Coordination is king in cyber, and yet that’s what the Trump White House decided to do without in 2018, when then-National Security Advisor John Bolton abolished a White House cybersecurity coordinator position as a bureaucratic redundancy.
Bolton in his new book, “The Room Where It Happened,” may be spot-on regarding President Trump’s transactional and ineffective approach to China, and the president’s inexplicably indulgent policy toward Russia. But it was Bolton’s call to eliminate the cyber post after former coordinator Rob Joyce decided he wanted to leave the Trump White House.
A National Security Council spokesman said in May 2018 that two “senior directors” on the NSC staff would pick up the portfolio from Joyce. “Moving forward, these Senior Directors will coordinate cyber matters and policy. As they sit six feet apart from one another, they will be able to coordinate in real time.”
Proximity might help in shuffling papers between the two staffers, but it missed the point. The position itself was a signal to the rest of government and the public that cybersecurity was a paramount issue; the coordinator, as the role was defined by Joyce’s Obama-era predecessor Michael Daniel, was a national and international evangelist on cyber.
It addressed the jurisdiction-hopping nature of cyber and created a space for figuring out whether and how activities at one department meshed with others. And, it ensured one high-level official and government office was focused on cyber and nothing else, which is particularly relevant given the conflicting demands that always pulled at the Homeland Security secretary and other cabinet leaders.
Fast-forward to 2020 and a highly touted Cyberspace Solarium Commission composed of lawmakers, current and former government officials, and cybersecurity experts attempted to correct that seminal blunder.
The landmark Solarium report released in March recommended the creation of a national cyber director position — a much-stronger version of the coordinator role, with budgetary and other powers to oversee the government’s complex and far-flung cyber efforts.
Congress chartered the Cyberspace Solarium Commission in the 2019 annual defense policy bill and many of its recommendations were folded into the House and Senate versions of this year’s National Defense Authorization Act. The NDAA has passed both chambers and is now the subject of final negotiations.
The National Cyber Director provision is in the House version but didn’t make the cut in the Senate.
The Senate Armed Services Committee on Tuesday will hold a hearing on the Solarium report, and the commission’s co-chairs — Sen. Angus King (I-Maine) and Rep. Michael Gallagher (R-Wisc.) — will appear as witnesses and try to make the case for the new position.
They say it’s the linchpin to successfully implementing everything else in their report intended to strengthen the U.S. government’s structure and approach to cyber, better define the military’s role and deepen collaboration with the private sector.
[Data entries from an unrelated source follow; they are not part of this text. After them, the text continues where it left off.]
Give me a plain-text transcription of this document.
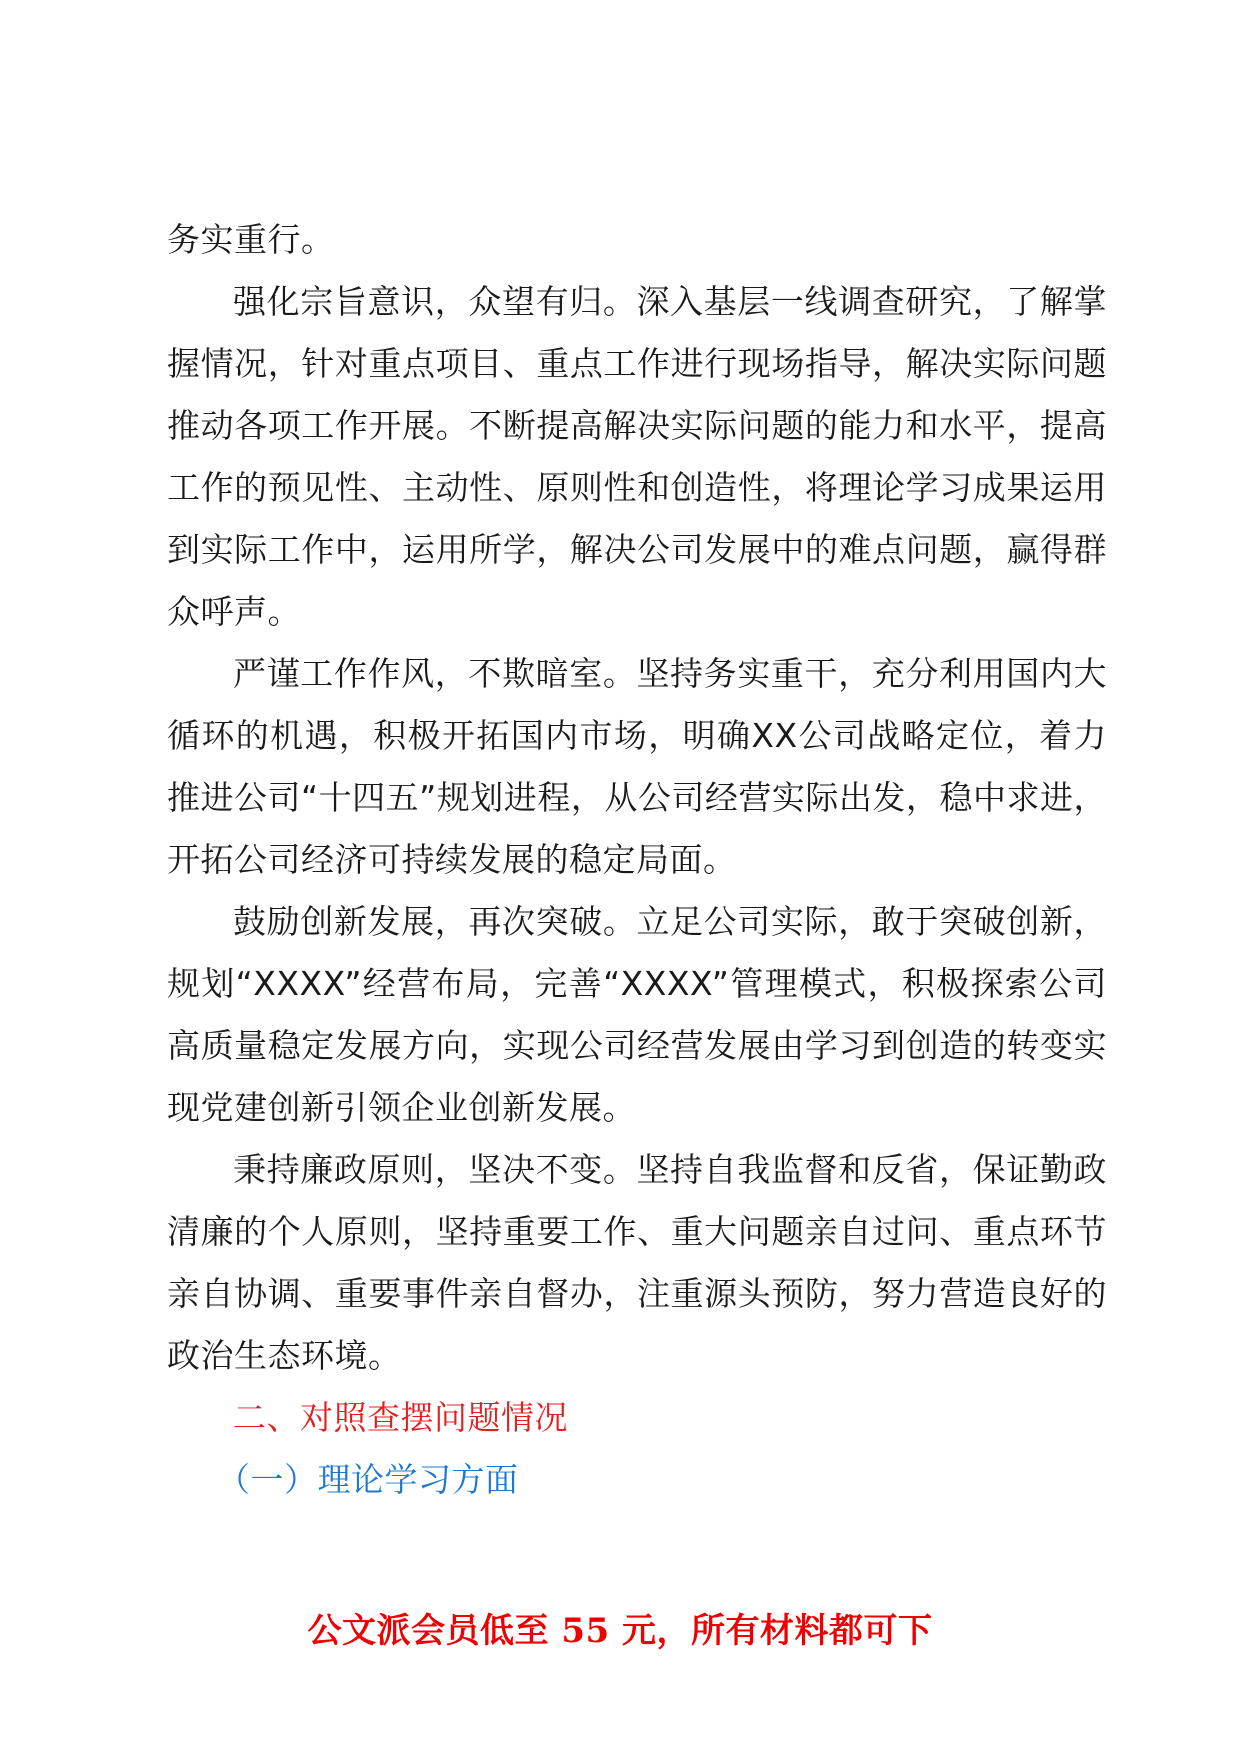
务实重行。

强化宗旨意识，众望有归。深入基层一线调查研究，了解掌握情况，针对重点项目、重点工作进行现场指导，解决实际问题推动各项工作开展。不断提高解决实际问题的能力和水平，提高工作的预见性、主动性、原则性和创造性，将理论学习成果运用到实际工作中，运用所学，解决公司发展中的难点问题，赢得群众呼声。

严谨工作作风，不欺暗室。坚持务实重干，充分利用国内大循环的机遇，积极开拓国内市场，明确XX公司战略定位，着力推进公司“十四五”规划进程，从公司经营实际出发，稳中求进，开拓公司经济可持续发展的稳定局面。

鼓励创新发展，再次突破。立足公司实际，敢于突破创新，规划“XXXX”经营布局，完善“XXXX”管理模式，积极探索公司高质量稳定发展方向，实现公司经营发展由学习到创造的转变实现党建创新引领企业创新发展。

秉持廉政原则，坚决不变。坚持自我监督和反省，保证勤政清廉的个人原则，坚持重要工作、重大问题亲自过问、重点环节亲自协调、重要事件亲自督办，注重源头预防，努力营造良好的政治生态环境。

二、对照查摆问题情况

（一）理论学习方面

公文派会员低至 55 元，所有材料都可下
“The key is to have someone in charge overall,” King said as a witness at a recent House Homeland Security hearing. “There’s no person with the authority of the White House to settle turf wars, to oversee budgets and forge cooperation through the various agencies involved.”
The Trump administration and some key Republican senators raise concerns about creating a vast new bureaucracy within the Executive Office of the president. They ask how a national cyber director’s office would interact with other key players on cyber, including the Cybersecurity and Infrastructure Security Agency at DHS.
Sen. Mike Rounds (R-S.D.), who chairs the Armed Services cyber subcommittee, is among the skeptics.
But Solarium Commission members and staff say they are eager to work out those details, and that this new position is essential to successfully implementing the panel’s 80-plus recommendations.
Solarium Commission Executive Director Mark Montgomery said that while there’s no guarantee the two chambers will draft specific legislation, he and the commission will work to get as many of the provisions into the final legislation.
He also noted he is most interested in the national cyber director and economic planning provisions.
Rhode Island Democratic Rep. Jim Langevin, a Solarium Commission member, also signaled optimism that creation of a national cyber director would be approved.
Melissa Hathaway, who helped formulate cyber policy for both Presidents Obama and George W. Bush, offered strong support for a national cyber director position, though she noted the inevitable presidential opposition saying, “It’s hard to tell any president this is what you have to do.”
Still, she acknowledged that whoever it is, a national cyber director needs to sit in the White House, close to the National Security Council, National Economic Council and the Office of Science and Technology Policy.
With negotiations underway on the final version of the must-pass national defense bill, lawmakers have one more chance this year to position the United States for confronting a cybersecurity challenge that grows more dangerous at every turn.
The nation’s approach to cybersecurity needs to be crystalized and requires focused leadership. As a big first step in that direction, creating a national cyber director is about as close to a consensus recommendation among cyber experts as we’re likely to see.
Charlie Mitchell is author of “Cyber in the Age of Trump: The Unraveling of America’s National Security Policy.” He is co-founder and editor of InsideCybersecurity.com.